31 de agosto de 2016

Carlos Semedo
Crónica de leituras de férias

Férias continua a ser sinónimo de aumento do ritmo de leitura. Este ano destaco dois livros.
O primeiro é O Enraizamento – Prelúdio para uma Declaração dos Deveres para com o Ser Humano, de Simone Weil, com tradução de Júlia Ferreira e José Cláudio e edição Relógio d’Água.
Este é um livro que gostaria de ter lido há uns 20 anos atrás. Sinto que algumas coisas na minha vida teriam sido um pouco diferentes. Escrita que me obrigou a leitura lenta e pausada e a muita reflexão, em determinadas passagens. Muitos dos elementos determinantes para o enraizamento do indivíduo são aqui muito bem explicados, a dicotomia ciência religião, a destrinça entre ciência e técnica, a defesa de que foi o racionalismo científico que afastou a França de qualquer possibilidade de manter uma identidade baseada no enraizamento, são alguns dos aspectos fundamentais focados através de um discurso quase sempre tomado pela profunda fé cristã da autora.

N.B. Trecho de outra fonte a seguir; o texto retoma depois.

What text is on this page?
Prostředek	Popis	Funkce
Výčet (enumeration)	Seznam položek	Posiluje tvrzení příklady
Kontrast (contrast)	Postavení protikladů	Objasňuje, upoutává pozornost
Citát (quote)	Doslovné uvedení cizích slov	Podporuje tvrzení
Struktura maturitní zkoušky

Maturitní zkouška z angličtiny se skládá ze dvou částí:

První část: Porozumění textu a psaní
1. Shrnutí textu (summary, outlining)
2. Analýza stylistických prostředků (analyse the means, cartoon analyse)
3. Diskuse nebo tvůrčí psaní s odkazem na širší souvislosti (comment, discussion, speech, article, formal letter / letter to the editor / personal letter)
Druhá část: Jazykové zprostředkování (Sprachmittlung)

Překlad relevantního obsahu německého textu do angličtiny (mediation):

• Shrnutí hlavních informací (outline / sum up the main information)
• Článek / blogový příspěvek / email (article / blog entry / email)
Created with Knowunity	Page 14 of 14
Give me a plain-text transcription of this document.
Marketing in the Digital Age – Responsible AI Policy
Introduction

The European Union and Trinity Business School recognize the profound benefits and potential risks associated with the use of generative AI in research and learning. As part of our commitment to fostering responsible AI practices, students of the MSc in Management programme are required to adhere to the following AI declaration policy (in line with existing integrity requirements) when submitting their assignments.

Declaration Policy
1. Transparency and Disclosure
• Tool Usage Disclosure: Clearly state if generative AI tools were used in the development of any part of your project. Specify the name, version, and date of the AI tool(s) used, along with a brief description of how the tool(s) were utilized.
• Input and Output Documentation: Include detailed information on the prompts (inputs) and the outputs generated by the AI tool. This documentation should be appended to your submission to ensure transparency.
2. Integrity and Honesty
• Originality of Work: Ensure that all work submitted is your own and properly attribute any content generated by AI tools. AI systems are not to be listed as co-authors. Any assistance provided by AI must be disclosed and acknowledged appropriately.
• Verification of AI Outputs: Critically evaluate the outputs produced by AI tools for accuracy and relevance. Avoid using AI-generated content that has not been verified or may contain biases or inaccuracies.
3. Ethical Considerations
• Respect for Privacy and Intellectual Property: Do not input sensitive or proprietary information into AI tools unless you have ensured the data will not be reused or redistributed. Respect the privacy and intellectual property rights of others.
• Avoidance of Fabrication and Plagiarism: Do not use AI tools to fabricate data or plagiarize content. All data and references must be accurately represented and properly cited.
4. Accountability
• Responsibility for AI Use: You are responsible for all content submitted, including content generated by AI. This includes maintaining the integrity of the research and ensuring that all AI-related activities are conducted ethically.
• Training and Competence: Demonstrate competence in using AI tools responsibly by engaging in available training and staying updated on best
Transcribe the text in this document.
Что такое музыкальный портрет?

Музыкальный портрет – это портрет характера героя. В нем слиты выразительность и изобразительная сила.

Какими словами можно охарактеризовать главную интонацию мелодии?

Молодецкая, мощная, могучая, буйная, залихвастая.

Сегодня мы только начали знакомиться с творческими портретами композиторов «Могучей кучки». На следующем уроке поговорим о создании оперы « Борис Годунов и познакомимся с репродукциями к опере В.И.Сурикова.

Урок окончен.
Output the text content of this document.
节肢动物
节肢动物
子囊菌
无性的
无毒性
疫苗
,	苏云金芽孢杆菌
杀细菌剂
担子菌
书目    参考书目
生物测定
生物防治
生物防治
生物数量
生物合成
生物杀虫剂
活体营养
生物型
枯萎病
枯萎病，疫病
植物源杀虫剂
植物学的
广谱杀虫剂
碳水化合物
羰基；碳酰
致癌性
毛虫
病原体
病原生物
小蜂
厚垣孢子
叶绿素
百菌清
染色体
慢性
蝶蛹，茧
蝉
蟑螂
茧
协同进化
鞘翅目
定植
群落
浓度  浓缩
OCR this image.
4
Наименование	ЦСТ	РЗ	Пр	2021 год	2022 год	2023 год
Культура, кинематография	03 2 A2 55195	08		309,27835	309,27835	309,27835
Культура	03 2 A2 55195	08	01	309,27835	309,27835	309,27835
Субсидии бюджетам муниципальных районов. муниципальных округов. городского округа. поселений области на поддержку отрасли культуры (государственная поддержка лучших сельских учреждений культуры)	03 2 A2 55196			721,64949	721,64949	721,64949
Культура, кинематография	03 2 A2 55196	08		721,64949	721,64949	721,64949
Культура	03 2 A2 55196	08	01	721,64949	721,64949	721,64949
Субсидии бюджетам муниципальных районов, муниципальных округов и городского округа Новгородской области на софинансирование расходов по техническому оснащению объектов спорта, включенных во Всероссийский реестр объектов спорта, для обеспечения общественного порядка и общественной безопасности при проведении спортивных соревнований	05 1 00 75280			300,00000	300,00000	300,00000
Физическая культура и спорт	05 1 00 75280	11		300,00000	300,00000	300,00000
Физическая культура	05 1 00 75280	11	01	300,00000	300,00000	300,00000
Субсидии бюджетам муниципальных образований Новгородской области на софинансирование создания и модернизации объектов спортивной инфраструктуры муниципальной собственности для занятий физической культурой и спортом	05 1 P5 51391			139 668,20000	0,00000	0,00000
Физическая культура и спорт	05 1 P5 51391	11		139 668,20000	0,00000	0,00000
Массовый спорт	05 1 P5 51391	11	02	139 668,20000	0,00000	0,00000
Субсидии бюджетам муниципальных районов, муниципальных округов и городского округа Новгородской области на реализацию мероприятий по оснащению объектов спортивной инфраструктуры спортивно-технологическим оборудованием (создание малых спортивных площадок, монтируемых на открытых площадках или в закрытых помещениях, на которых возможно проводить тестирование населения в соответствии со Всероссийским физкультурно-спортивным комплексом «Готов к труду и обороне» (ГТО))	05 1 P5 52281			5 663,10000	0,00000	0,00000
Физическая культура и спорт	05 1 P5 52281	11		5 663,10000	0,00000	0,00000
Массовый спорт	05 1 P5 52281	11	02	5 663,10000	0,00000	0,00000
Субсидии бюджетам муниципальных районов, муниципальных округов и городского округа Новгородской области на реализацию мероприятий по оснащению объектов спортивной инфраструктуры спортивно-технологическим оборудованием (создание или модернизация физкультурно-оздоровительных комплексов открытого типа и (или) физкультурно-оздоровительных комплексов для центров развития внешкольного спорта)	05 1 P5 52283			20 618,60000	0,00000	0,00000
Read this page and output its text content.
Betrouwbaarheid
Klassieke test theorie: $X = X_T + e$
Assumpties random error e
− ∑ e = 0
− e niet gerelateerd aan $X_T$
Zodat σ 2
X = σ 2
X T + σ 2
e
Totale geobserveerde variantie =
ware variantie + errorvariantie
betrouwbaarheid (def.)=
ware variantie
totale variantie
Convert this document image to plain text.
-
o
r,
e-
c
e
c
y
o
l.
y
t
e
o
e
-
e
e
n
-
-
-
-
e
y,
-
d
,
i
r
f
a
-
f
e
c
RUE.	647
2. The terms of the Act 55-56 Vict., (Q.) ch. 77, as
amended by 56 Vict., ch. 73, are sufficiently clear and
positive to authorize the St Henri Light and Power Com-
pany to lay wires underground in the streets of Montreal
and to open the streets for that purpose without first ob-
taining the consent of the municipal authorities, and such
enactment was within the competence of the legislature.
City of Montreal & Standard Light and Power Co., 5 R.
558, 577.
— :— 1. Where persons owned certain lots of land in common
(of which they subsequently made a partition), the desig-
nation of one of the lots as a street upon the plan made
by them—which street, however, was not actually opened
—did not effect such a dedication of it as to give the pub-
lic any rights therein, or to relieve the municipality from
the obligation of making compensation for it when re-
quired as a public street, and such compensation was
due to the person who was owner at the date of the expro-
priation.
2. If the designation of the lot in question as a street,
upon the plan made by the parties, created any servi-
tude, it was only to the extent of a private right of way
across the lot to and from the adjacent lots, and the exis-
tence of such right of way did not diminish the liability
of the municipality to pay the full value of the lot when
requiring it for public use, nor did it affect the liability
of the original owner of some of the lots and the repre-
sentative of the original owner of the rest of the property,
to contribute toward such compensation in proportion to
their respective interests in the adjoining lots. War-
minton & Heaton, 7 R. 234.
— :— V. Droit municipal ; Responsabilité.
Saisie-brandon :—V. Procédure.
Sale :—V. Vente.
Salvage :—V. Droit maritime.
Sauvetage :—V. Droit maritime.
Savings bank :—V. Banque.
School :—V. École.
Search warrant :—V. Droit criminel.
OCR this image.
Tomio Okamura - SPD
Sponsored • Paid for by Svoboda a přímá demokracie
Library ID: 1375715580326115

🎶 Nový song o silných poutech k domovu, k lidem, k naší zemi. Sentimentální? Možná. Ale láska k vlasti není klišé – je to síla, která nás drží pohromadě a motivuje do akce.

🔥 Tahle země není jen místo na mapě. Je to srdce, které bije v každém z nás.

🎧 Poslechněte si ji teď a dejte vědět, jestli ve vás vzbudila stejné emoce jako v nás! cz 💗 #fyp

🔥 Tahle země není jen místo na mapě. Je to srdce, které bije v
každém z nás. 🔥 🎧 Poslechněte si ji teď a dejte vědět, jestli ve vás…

Por vezes parece um manual de instruções para a sobrevivência da França, para além da noção de Estado, após a libertação (quando e se acontecer, após a Segunda Grande Guerra), contudo o carácter universal dos problemas que coloca tornam o texto bastante actual e é estimulante para um leitor após quase 75 anos.
Ironia trágica (ou talvez o facto de o texto não ter sido terminado), o final do ensaio pode ser cruzado com o hitleriano Arbeit Macht Frei: “É fácil definir o lugar que o trabalho físico deve ocupar numa vida social bem organizada. Deve ser o seu centro espiritual.” Claro que a concepção de trabalho da autora nada tem que ver com o que se passava nos Campos, mas não deixa de ser uma coincidência arrepiante.
Outro que me acompanhou foi Os Enamoramentos, de Javier Marías, com tradução de Pedro Tamen, edição Alfaguara.
Cheguei a este livro envolvido pela aura do autor (nunca lido até agora) e com uma elevada espectativa sobre esta obra. Antes de fazer alguns comentários, aproveito para referir o prazer que foi lê-lo numa edição de capa dura, pena a gramagem do miolo, muito leve, que o aproxima de algumas Bíblias, mas mesmo assim, um prazer.
De início fui muito bem agarrado pelo autor, o que me levou a ler cerca de 150 páginas de um só fôlego. Era um óptimo presságio que corroborava tudo o que me têm dito sobre Marías. Depois, fui achando que não era assim tão magnífico, contudo há dois aspectos que me tocaram em particular: primeiro, a forma como nos vai arrastando e condicionando através do tratamento das personagens; segundo, pela coragem de olhar a morte sem rede.
É um livro que nos confronta permanentemente com a forma como encaramos o outro e até que ponto a consciência, o pensado, o concretizado, nos molda como seres humanos, a maior parte das vezes de forma irreversível.